The traplines Cook has established for himself are along several streams, across the divides between their headwaters and on both banks of the Yukon—upward of a hundred miles in all, in several loops. He runs them mainly in November and December. He does not use a snow machine, as many trappers in Alaska do. He says, “The two worst things that ever happened to this country are the airplane and the snow machine.” His traplines traverse steep terrain, rocky gullies—places where he could not use a machine anyway. To get through, he requires sleds and dogs. Generally, he has to camp out at least one night to complete a circuit. If the temperature is colder than thirty below, he stays in his cabin and waits for the snap to pass. As soon as the air warms up, he hits the trail. He has built lean-tos in a few places, but often enough he sleeps where he gets tired—under an orange canvas tarp. It is ten feet by ten, and weighs two and a half pounds, and is all the shelter he needs at, say, twenty below zero. Picking out a tree, he ties one corner of the tarp to the trunk, as high as he can reach. He stakes down the far corner, then stakes down the two sides. Sometimes, he will loft the center by tying a cord to a branch above. He builds a lasting fire between the tree and himself, gets into his sleeping bag, and drifts away. Most nights are calm. Snow is light in the upper Yukon. The tarp's configuration is not so much for protection as to reflect the heat of the fire. He could make a closed tent with the tarp, if necessary. His ground cloth, or bed pad, laid out on the snow beneath him, is the hide of a caribou.

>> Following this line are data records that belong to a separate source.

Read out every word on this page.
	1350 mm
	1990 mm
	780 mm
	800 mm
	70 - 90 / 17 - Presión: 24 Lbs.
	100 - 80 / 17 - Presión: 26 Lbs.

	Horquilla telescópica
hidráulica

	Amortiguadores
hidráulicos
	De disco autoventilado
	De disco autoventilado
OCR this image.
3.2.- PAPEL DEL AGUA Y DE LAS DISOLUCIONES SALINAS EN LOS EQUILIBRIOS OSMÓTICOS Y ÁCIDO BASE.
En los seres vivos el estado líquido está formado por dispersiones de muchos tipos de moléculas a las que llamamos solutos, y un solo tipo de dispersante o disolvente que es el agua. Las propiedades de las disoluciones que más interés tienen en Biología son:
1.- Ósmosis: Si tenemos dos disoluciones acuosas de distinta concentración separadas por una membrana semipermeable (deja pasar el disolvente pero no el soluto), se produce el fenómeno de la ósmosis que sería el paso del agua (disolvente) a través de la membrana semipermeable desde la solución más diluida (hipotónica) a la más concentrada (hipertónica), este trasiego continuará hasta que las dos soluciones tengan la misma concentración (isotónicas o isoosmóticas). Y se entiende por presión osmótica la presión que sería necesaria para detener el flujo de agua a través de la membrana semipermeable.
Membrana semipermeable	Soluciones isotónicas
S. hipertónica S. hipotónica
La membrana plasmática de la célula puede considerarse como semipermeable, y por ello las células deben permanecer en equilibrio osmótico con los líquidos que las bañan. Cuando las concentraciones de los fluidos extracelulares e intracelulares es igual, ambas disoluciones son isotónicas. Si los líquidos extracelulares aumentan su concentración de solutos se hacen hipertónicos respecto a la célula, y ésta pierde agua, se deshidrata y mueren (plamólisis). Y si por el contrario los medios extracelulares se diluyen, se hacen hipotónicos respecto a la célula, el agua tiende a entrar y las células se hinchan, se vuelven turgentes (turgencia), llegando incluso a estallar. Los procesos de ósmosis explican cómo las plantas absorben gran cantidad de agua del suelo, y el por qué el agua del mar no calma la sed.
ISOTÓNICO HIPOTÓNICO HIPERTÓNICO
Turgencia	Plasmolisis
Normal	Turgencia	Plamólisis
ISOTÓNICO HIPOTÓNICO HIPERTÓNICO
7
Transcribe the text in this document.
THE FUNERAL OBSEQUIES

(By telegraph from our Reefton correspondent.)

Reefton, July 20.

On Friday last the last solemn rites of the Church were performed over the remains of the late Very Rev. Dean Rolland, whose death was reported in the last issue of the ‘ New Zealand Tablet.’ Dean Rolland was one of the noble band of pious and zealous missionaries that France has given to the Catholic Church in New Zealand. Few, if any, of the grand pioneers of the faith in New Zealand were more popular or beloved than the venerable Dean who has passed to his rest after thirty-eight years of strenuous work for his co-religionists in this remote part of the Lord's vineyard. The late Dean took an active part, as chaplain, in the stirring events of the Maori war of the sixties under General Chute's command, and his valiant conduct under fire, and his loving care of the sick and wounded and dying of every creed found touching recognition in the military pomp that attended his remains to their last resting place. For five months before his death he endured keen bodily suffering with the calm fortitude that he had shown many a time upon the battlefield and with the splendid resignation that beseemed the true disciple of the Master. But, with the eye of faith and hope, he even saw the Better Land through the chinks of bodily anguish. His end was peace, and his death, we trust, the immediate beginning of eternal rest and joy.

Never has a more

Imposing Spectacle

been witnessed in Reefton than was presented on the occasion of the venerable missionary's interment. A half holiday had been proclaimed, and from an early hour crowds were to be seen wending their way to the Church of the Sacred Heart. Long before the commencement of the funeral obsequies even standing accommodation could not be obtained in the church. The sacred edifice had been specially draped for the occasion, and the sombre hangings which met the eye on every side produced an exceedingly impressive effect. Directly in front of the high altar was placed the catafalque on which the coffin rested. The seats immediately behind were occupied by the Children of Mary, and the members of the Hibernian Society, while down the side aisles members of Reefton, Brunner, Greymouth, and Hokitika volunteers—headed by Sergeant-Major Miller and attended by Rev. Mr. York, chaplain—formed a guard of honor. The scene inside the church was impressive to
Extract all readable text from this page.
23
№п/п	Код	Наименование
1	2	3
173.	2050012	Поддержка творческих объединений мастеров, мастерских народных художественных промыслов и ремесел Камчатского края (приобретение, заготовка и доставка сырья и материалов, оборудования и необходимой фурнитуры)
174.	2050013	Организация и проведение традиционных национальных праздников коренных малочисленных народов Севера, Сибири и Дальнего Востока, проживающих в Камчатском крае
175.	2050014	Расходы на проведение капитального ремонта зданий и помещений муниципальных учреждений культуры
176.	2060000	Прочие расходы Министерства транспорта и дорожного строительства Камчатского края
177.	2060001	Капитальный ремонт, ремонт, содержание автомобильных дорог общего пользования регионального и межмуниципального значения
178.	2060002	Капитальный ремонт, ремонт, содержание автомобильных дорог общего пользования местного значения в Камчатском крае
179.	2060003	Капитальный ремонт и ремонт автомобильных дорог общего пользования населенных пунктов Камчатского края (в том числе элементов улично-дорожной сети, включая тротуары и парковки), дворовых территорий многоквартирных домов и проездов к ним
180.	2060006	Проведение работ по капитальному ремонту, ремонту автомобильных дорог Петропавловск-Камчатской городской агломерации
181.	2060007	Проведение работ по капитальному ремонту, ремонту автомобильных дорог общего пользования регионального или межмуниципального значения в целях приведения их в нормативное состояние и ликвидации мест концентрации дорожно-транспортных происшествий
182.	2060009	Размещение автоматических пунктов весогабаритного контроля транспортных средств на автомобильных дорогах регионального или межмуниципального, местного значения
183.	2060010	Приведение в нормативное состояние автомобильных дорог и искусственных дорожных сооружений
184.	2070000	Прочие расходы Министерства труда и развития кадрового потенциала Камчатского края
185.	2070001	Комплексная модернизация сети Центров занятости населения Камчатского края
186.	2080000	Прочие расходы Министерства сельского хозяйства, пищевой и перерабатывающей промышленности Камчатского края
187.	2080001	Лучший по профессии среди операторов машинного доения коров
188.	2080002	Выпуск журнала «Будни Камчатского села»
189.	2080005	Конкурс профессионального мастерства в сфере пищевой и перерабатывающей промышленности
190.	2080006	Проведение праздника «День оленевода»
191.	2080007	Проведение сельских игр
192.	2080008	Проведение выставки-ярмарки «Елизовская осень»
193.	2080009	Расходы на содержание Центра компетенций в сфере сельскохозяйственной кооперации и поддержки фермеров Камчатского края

He carries dried chum salmon for his dogs, and his own food is dried moose or bear meat and pinole—ground parched corn, to which he adds brown sugar. In the Algonquin language,
pinole was “rockahominy.” “It kept Daniel Boone and Davy Crockett going. It keeps me going, too.” He carries no flour. “Flour will go rancid on you unless you buy white flour, but you can't live and work on that. I had a friend who died of a heart attack from eating that crap. It's not news that the American people are killing themselves with white flour, white sugar, and soda pop. If you get out and trap thirty miles a day behind dogs, you can damned well tell what lets you work and what doesn't.” From a supplier in Seattle he orders hundred-pound sacks of corn, pinto beans, unground wheat. He buys cases of vinegar, tomato paste, and tea. Forty pounds of butter in one-pound cans. A hundred pounds of dried milk, sixty-five of dried fruit. Twenty-five pounds of cashews. Twenty-five pounds of oats. A forty-pound can of peanut butter. He carries it all down the Yukon from Eagle by sled or canoe. He uses a couple of moose a year, and a few bear, which are easier to handle in summer. “A moose has too much meat. The waste up here you wouldn't believe. Hunters that come through here leave a third of the moose. Indians don't waste, but with rifles they are overexcitable. They shoot into herds of caribou and wound some. I utilize everything, though. Stomach. Intestines. Head. I feed the carcasses of wolverine, marten, and fox to the dogs. Lynx is another matter. It's exceptionally good, something like chicken or pork.”
With no trouble at all, Dick Cook remembers where every trap is on his lines. He uses several hundred traps. His annual food cost is somewhere under a thousand dollars. He uses less than a hundred gallons of fuel—for his chain saws, his small outboards, his gasoline lamps. The furs bring him a little more than his basic needs—about fifteen hundred dollars a year. He plants a big garden. He says, “One of the points I live by is not to make any more money than is absolutely necessary.” His prospecting activity has in recent years fallen toward nil. He says he now looks for rocks not for the money but “just for the joy of it—a lot of things fall apart if you are not after money, and prospecting is one of them.”